I continued on down to the horse pen, deep in thought. Then, that is at age four, and now, at age none of your business, it seemed to me odd that snow could be so cold. Yes, it’s frozen water. But why so cold? Snow, close up, looks like a latticework of intricate lace. And snow, at the distance, looks like a warm winter blanket.

Indeed, snow is a blanket (of sorts). It insulates the critters that’ve burrowed into the frozen layers of soil. And come spring, it will melt and provide them with much needed water. This blanket holds up the smaller animals, such as the mice and voles that skitter across and underneath its surface. And it compresses when the larger animals, such as moose, lumber across its surface.

I opened the horse pen gate, unlatched it, and then latched it again. I had hoped, but knew that I could not tend to the horses unless I had gloves on. So I went back up to the cabin, retrieved them, put them on my reddened fingers, and again headed back downhill. This was not a wasted trip. Experience, you see, has taught me that feeding, watering, cleaning up after the horses is much easier when one’s hands are encased (as mine now were) in wool and nylon.

I fed the horses and checked the water in the wall buckets. I next went and got the scoop, and began moving the snow in the front area to the larger enclosure. My rationale was that this would both make it easier for me to get around, and better enable me to get at the day’s manure piles. It was as I was scooping that the perhaps necessary transformation occurred.
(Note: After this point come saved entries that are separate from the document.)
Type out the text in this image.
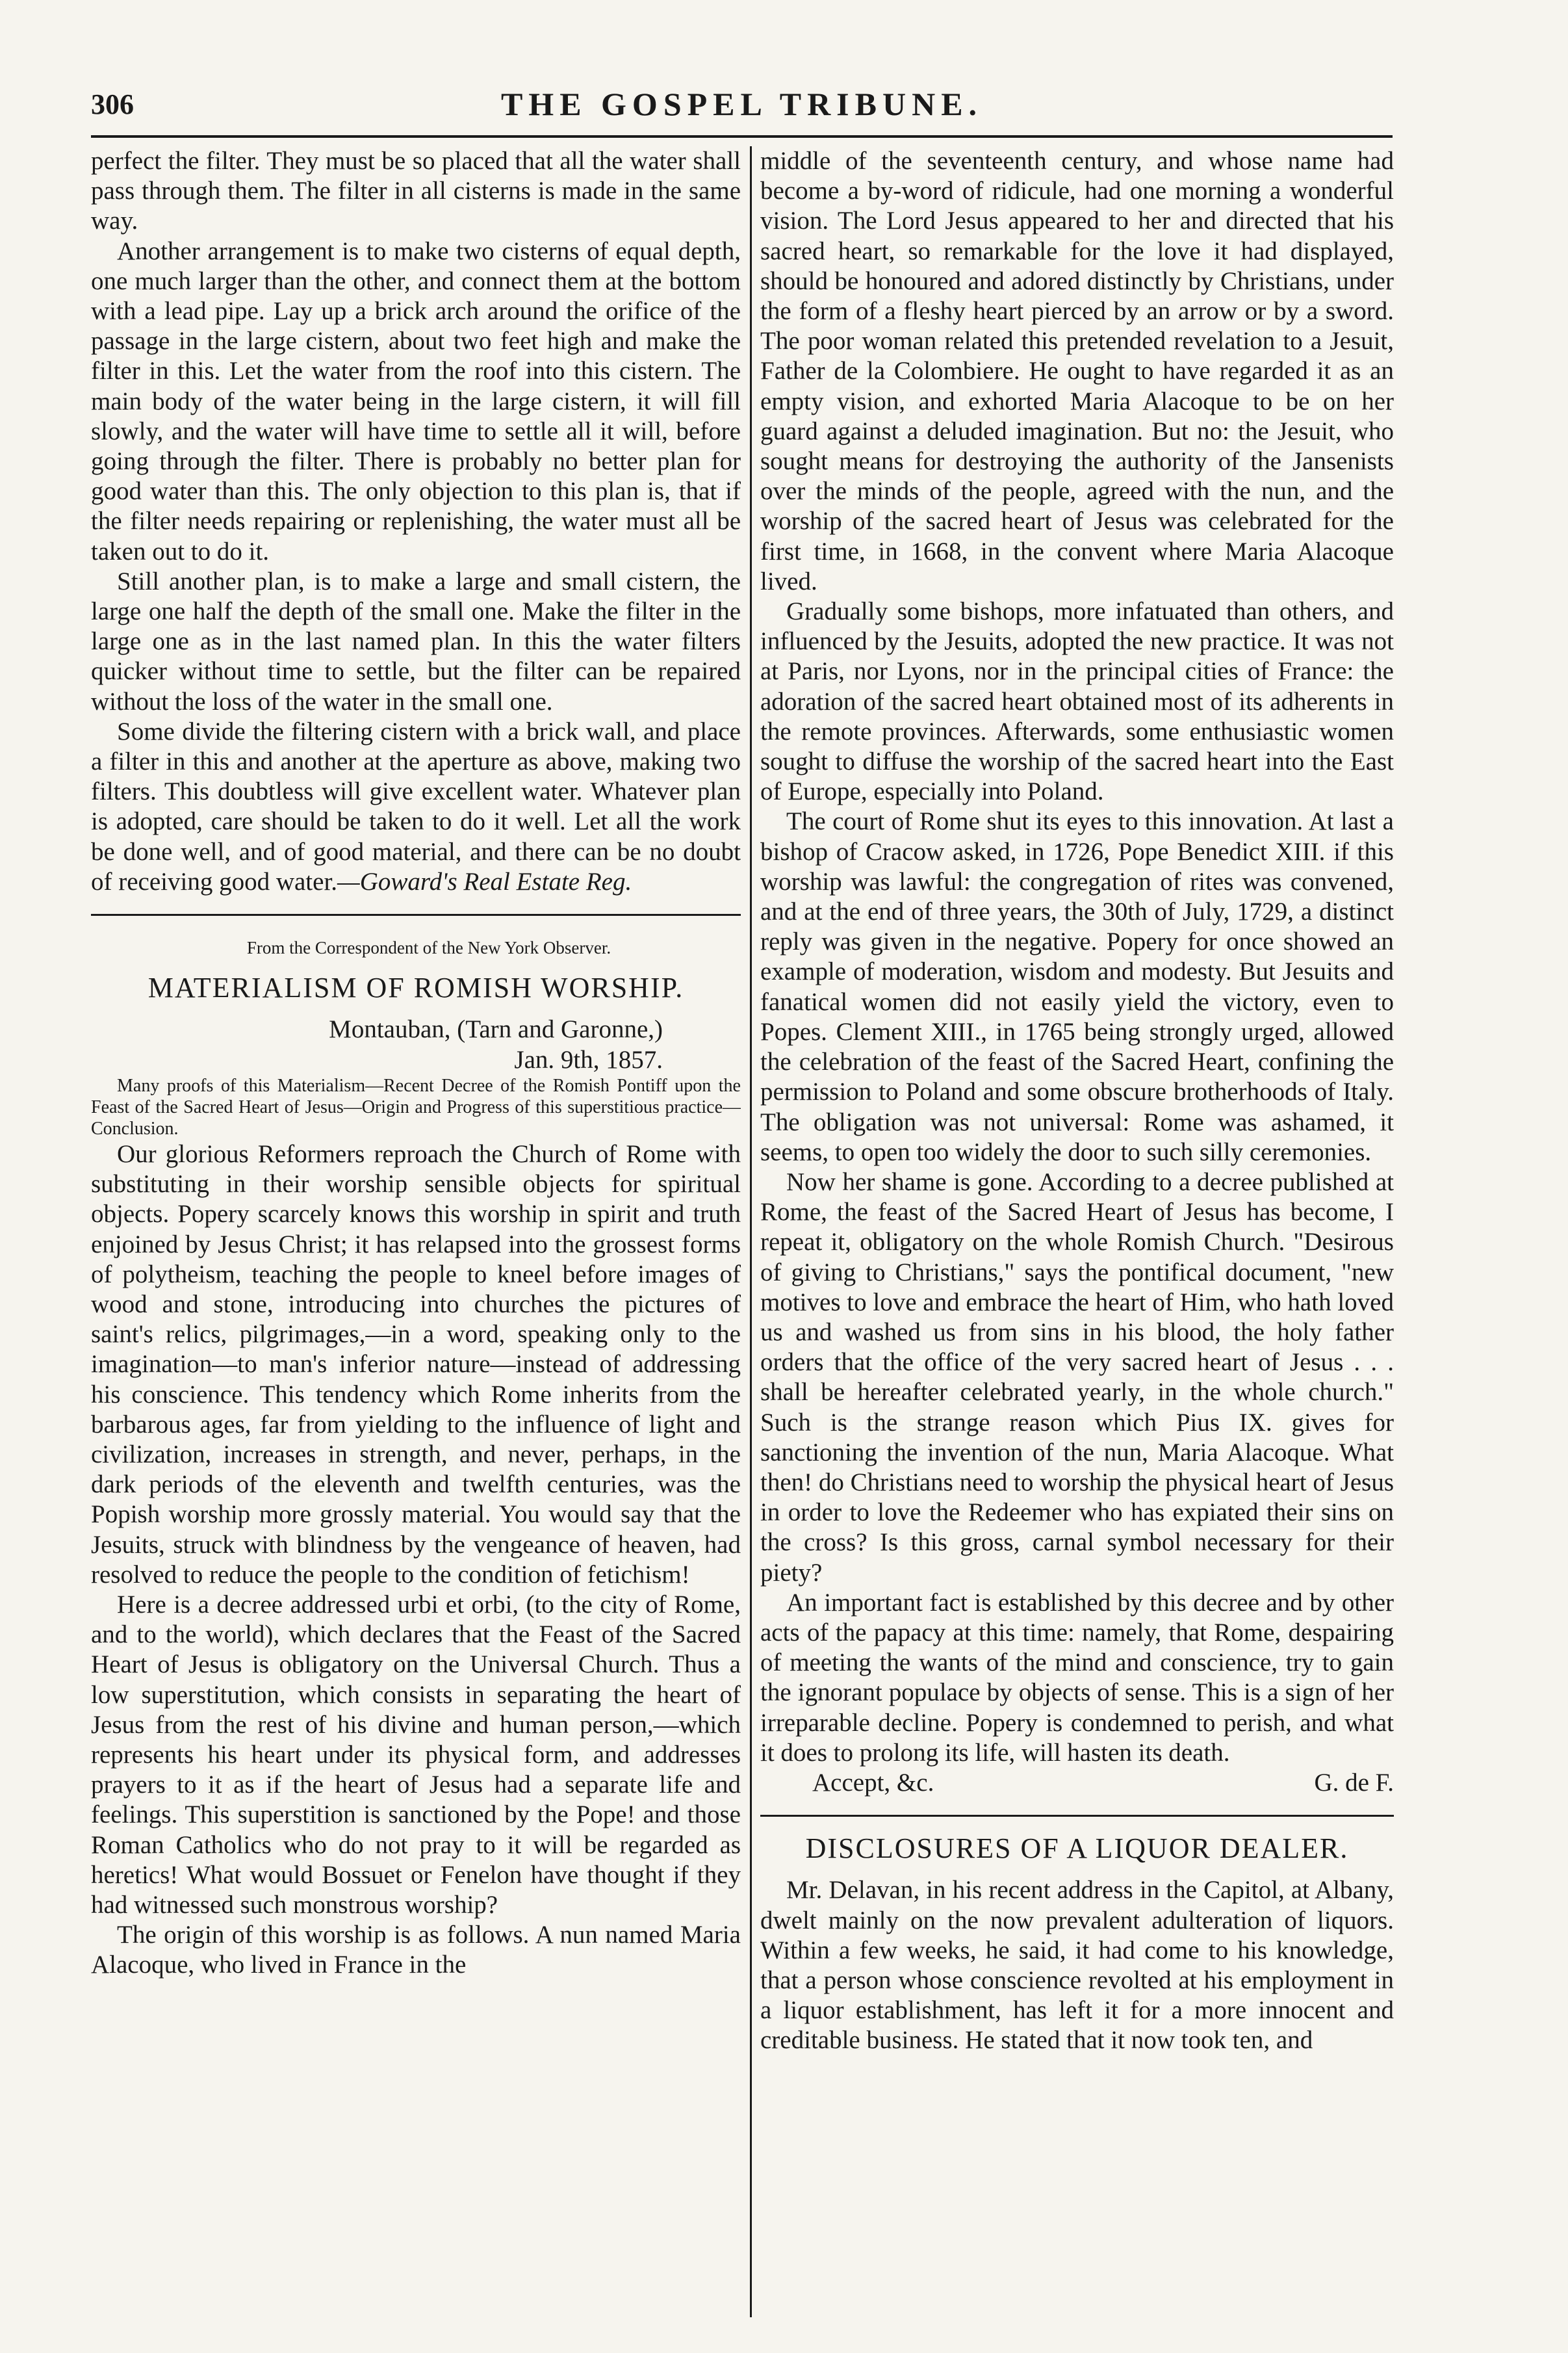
306	THE GOSPEL TRIBUNE.

perfect the filter. They must be so placed that all the water shall pass through them. The filter in all cisterns is made in the same way.

Another arrangement is to make two cisterns of equal depth, one much larger than the other, and connect them at the bottom with a lead pipe. Lay up a brick arch around the orifice of the passage in the large cistern, about two feet high and make the filter in this. Let the water from the roof into this cistern. The main body of the water being in the large cistern, it will fill slowly, and the water will have time to settle all it will, before going through the filter. There is probably no better plan for good water than this. The only objection to this plan is, that if the filter needs repairing or replenishing, the water must all be taken out to do it.

Still another plan, is to make a large and small cistern, the large one half the depth of the small one. Make the filter in the large one as in the last named plan. In this the water filters quicker without time to settle, but the filter can be repaired without the loss of the water in the small one.

Some divide the filtering cistern with a brick wall, and place a filter in this and another at the aperture as above, making two filters. This doubtless will give excellent water. Whatever plan is adopted, care should be taken to do it well. Let all the work be done well, and of good material, and there can be no doubt of receiving good water.—Goward's Real Estate Reg.

From the Correspondent of the New York Observer.

MATERIALISM OF ROMISH WORSHIP.

Montauban, (Tarn and Garonne,)

Jan. 9th, 1857.

Many proofs of this Materialism—Recent Decree of the Romish Pontiff upon the Feast of the Sacred Heart of Jesus—Origin and Progress of this superstitious practice—Conclusion.

Our glorious Reformers reproach the Church of Rome with substituting in their worship sensible objects for spiritual objects. Popery scarcely knows this worship in spirit and truth enjoined by Jesus Christ; it has relapsed into the grossest forms of polytheism, teaching the people to kneel before images of wood and stone, introducing into churches the pictures of saint's relics, pilgrimages,—in a word, speaking only to the imagination—to man's inferior nature—instead of addressing his conscience. This tendency which Rome inherits from the barbarous ages, far from yielding to the influence of light and civilization, increases in strength, and never, perhaps, in the dark periods of the eleventh and twelfth centuries, was the Popish worship more grossly material. You would say that the Jesuits, struck with blindness by the vengeance of heaven, had resolved to reduce the people to the condition of fetichism!

Here is a decree addressed urbi et orbi, (to the city of Rome, and to the world), which declares that the Feast of the Sacred Heart of Jesus is obligatory on the Universal Church. Thus a low superstitution, which consists in separating the heart of Jesus from the rest of his divine and human person,—which represents his heart under its physical form, and addresses prayers to it as if the heart of Jesus had a separate life and feelings. This superstition is sanctioned by the Pope! and those Roman Catholics who do not pray to it will be regarded as heretics! What would Bossuet or Fenelon have thought if they had witnessed such monstrous worship?

The origin of this worship is as follows. A nun named Maria Alacoque, who lived in France in the

middle of the seventeenth century, and whose name had become a by-word of ridicule, had one morning a wonderful vision. The Lord Jesus appeared to her and directed that his sacred heart, so remarkable for the love it had displayed, should be honoured and adored distinctly by Christians, under the form of a fleshy heart pierced by an arrow or by a sword. The poor woman related this pretended revelation to a Jesuit, Father de la Colombiere. He ought to have regarded it as an empty vision, and exhorted Maria Alacoque to be on her guard against a deluded imagination. But no: the Jesuit, who sought means for destroying the authority of the Jansenists over the minds of the people, agreed with the nun, and the worship of the sacred heart of Jesus was celebrated for the first time, in 1668, in the convent where Maria Alacoque lived.

Gradually some bishops, more infatuated than others, and influenced by the Jesuits, adopted the new practice. It was not at Paris, nor Lyons, nor in the principal cities of France: the adoration of the sacred heart obtained most of its adherents in the remote provinces. Afterwards, some enthusiastic women sought to diffuse the worship of the sacred heart into the East of Europe, especially into Poland.

The court of Rome shut its eyes to this innovation. At last a bishop of Cracow asked, in 1726, Pope Benedict XIII. if this worship was lawful: the congregation of rites was convened, and at the end of three years, the 30th of July, 1729, a distinct reply was given in the negative. Popery for once showed an example of moderation, wisdom and modesty. But Jesuits and fanatical women did not easily yield the victory, even to Popes. Clement XIII., in 1765 being strongly urged, allowed the celebration of the feast of the Sacred Heart, confining the permission to Poland and some obscure brotherhoods of Italy. The obligation was not universal: Rome was ashamed, it seems, to open too widely the door to such silly ceremonies.

Now her shame is gone. According to a decree published at Rome, the feast of the Sacred Heart of Jesus has become, I repeat it, obligatory on the whole Romish Church. "Desirous of giving to Christians," says the pontifical document, "new motives to love and embrace the heart of Him, who hath loved us and washed us from sins in his blood, the holy father orders that the office of the very sacred heart of Jesus . . . shall be hereafter celebrated yearly, in the whole church." Such is the strange reason which Pius IX. gives for sanctioning the invention of the nun, Maria Alacoque. What then! do Christians need to worship the physical heart of Jesus in order to love the Redeemer who has expiated their sins on the cross? Is this gross, carnal symbol necessary for their piety?

An important fact is established by this decree and by other acts of the papacy at this time: namely, that Rome, despairing of meeting the wants of the mind and conscience, try to gain the ignorant populace by objects of sense. This is a sign of her irreparable decline. Popery is condemned to perish, and what it does to prolong its life, will hasten its death.

Accept, &c.	G. de F.

DISCLOSURES OF A LIQUOR DEALER.

Mr. Delavan, in his recent address in the Capitol, at Albany, dwelt mainly on the now prevalent adulteration of liquors. Within a few weeks, he said, it had come to his knowledge, that a person whose conscience revolted at his employment in a liquor establishment, has left it for a more innocent and creditable business. He stated that it now took ten, and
I was no longer a child, but instead an adult. An adult’s snow-related perspective can, like a child’s, be enviable. Adults often recreate in snow, mainly for skiing and snowmobiling. And they assist kids in recreating, mainly sledding and building snow forts and snow people. But more often than not, adults like me must engage in the time-honored activities of moving snow from one place to another. And this was exactly what I, who was now full grown, was doing.

Call it a life. I live in a place where it snows eight months of the year, and rains for four months of the year. I don’t move rain around. But that’s a story for another day.

I got the scoop and began pushing the snow.